Dieter Rogalli aus dem Vorstand des Museumsvereins bezeichnete das Konvikt als prominenten Teil der lokalen Geschichte. Flankierend zur Veranstaltung hatte der Verein eine kleine Bilderserie zusammengestellt, die das Leben im damaligen Bischöflichen Konvikt dokumentiert.

Chwalek, Jahrgang 1959, erlebte das Haus sowohl als Fluchtpunkt wie auch als Lernort, der ihm neben einer Vermittlung des klassischen Unterrichtsstoffs auch Augen und Ohren für eine größere Welt geöffnet hat: Ein Erzieher wird auf das stille, literarisch interessierte Kind aufmerksam und trifft sich regelmäßig zum Dialog – eben jene Gespräche beim Tee. Der Präfekt wird sein Mentor und Förderer. Es geht um Menschenrechte, Philosophie und Demokratie. Die Recherche über einen ehemaligen Schüler, der gegen das NS-Regime Widerstand geleistet hat, verschlägt beide ins Mainzer Stadtarchiv.

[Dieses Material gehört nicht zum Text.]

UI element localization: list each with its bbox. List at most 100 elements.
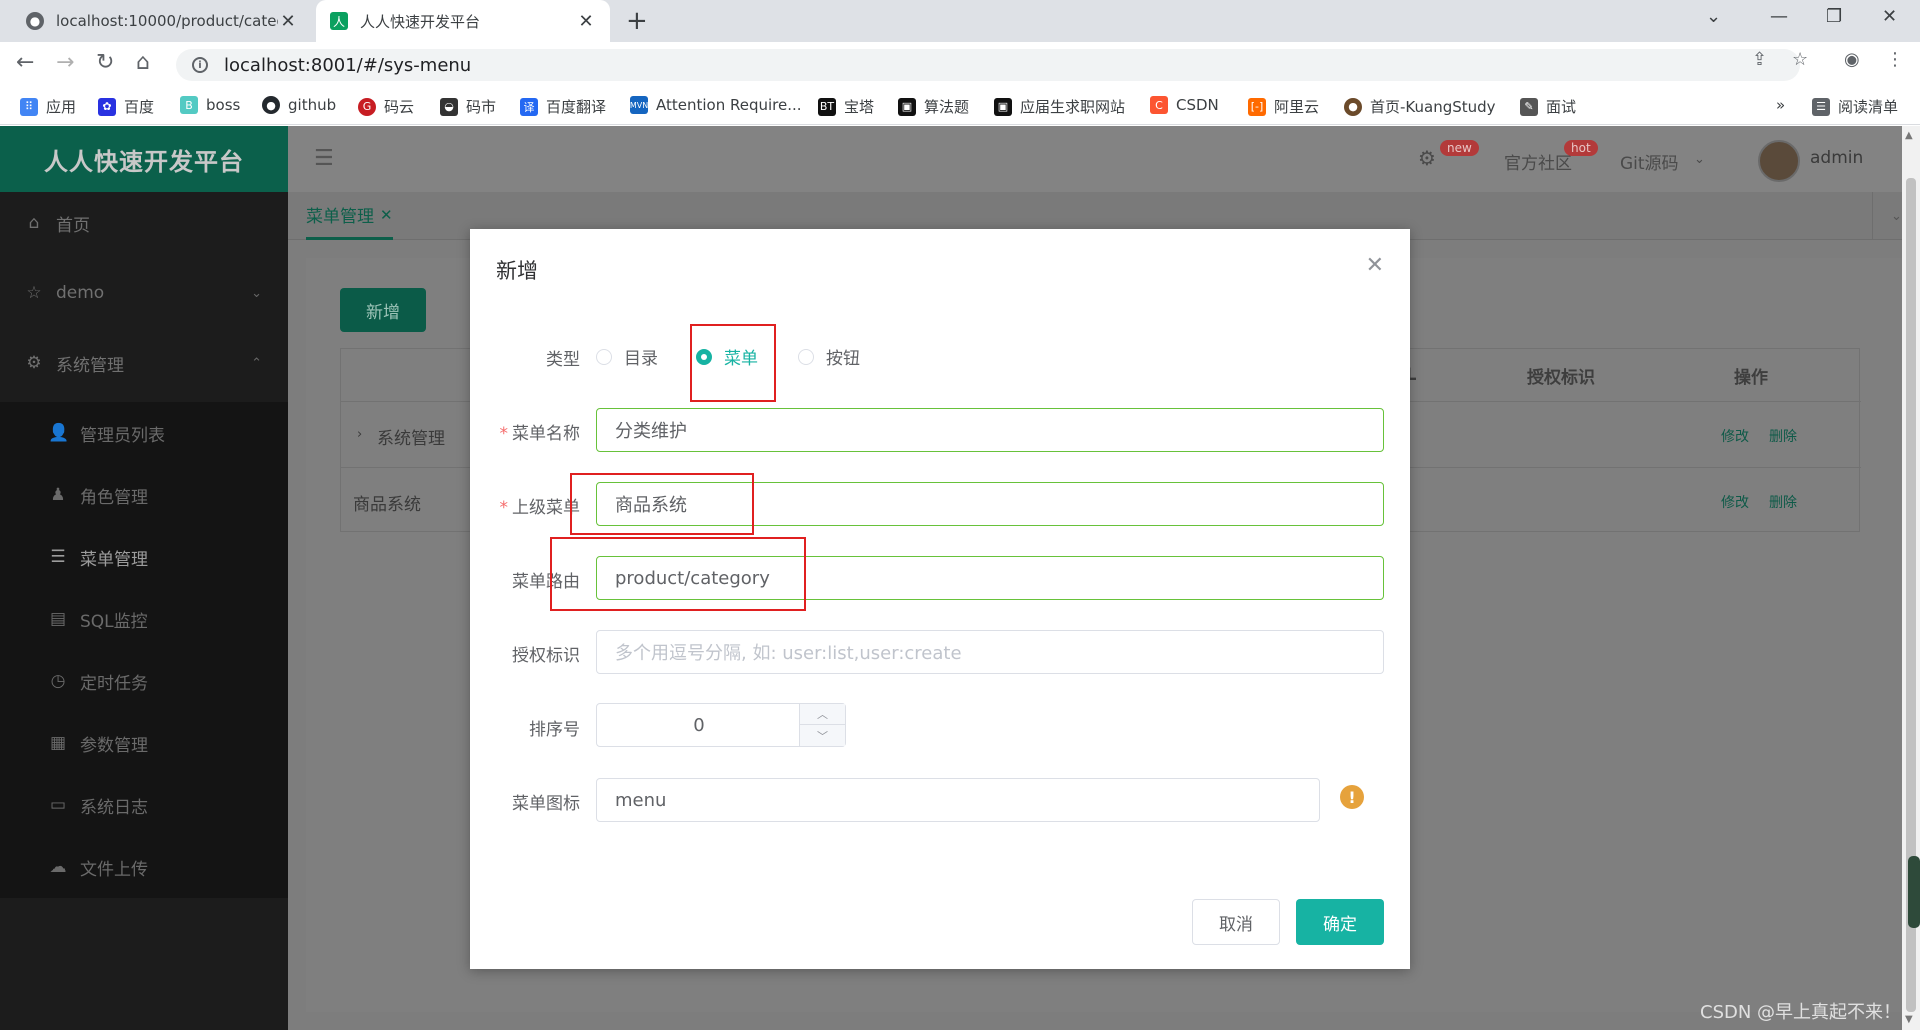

Lakonisch und schnörkellos

Der Autor lässt den Protagonisten aus der Ich-Perspektive sprechen, gibt ihm eine Stimme, die in ihrem lakonischen und schnörkellosen Ton aus einem erdrückenden Mikrokosmos berichtet. Auf den Leser wartet ein kühl geschildertes Protokoll aus Grausamkeit, Gleichgültigkeit und Zynismus, die ein junges Leben in einer pfälzischen Kleinstadt prägen. Der Sohn leidet an der bigotten Moral hinter einer vermeintlich gutbürgerlichen Fassade, die in Wahrheit nur die Kulisse für Gewalt und seelische Demütigungen darstellt. Die Stiefmutter prügelt die vier Kinder ihres Mannes, die er aus der ersten Ehe mitgebracht hat. Die beiden gemeinsamen Kinder bleiben verschont.

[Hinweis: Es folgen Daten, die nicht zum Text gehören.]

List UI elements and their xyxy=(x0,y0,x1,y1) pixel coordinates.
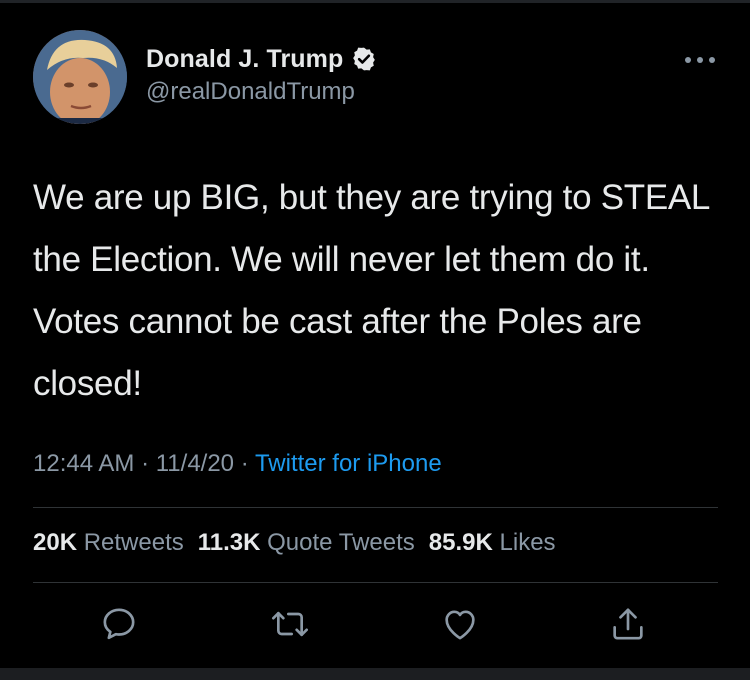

Der „biologische Vater“, der im Buch – wohl aus emotionaler Distanz – gefühlt tausend Mal genauso genannt wird (Varianten sind des Autors Sache nicht), stärkt der bösen Stiefmama noch den Rücken. Auch die schulischen Leistungen fallen ab. Mit elf Jahren wechselt Chwalek die Schule, kommt wie sein Romanprotagonist in ein Internat in Bensheim. Hier findet er Schutz vor der Gewalt. Und während seine Mitschüler sich immer wieder darauf freuen, nach Hause zu fahren, bedeutet die Heimkehr ins berüchtigte „Einfamilienhaus“ für Jeannot gleichsam Ferien im Folterkeller. „Ein Fluch, zu leben“, sagt er im Roman.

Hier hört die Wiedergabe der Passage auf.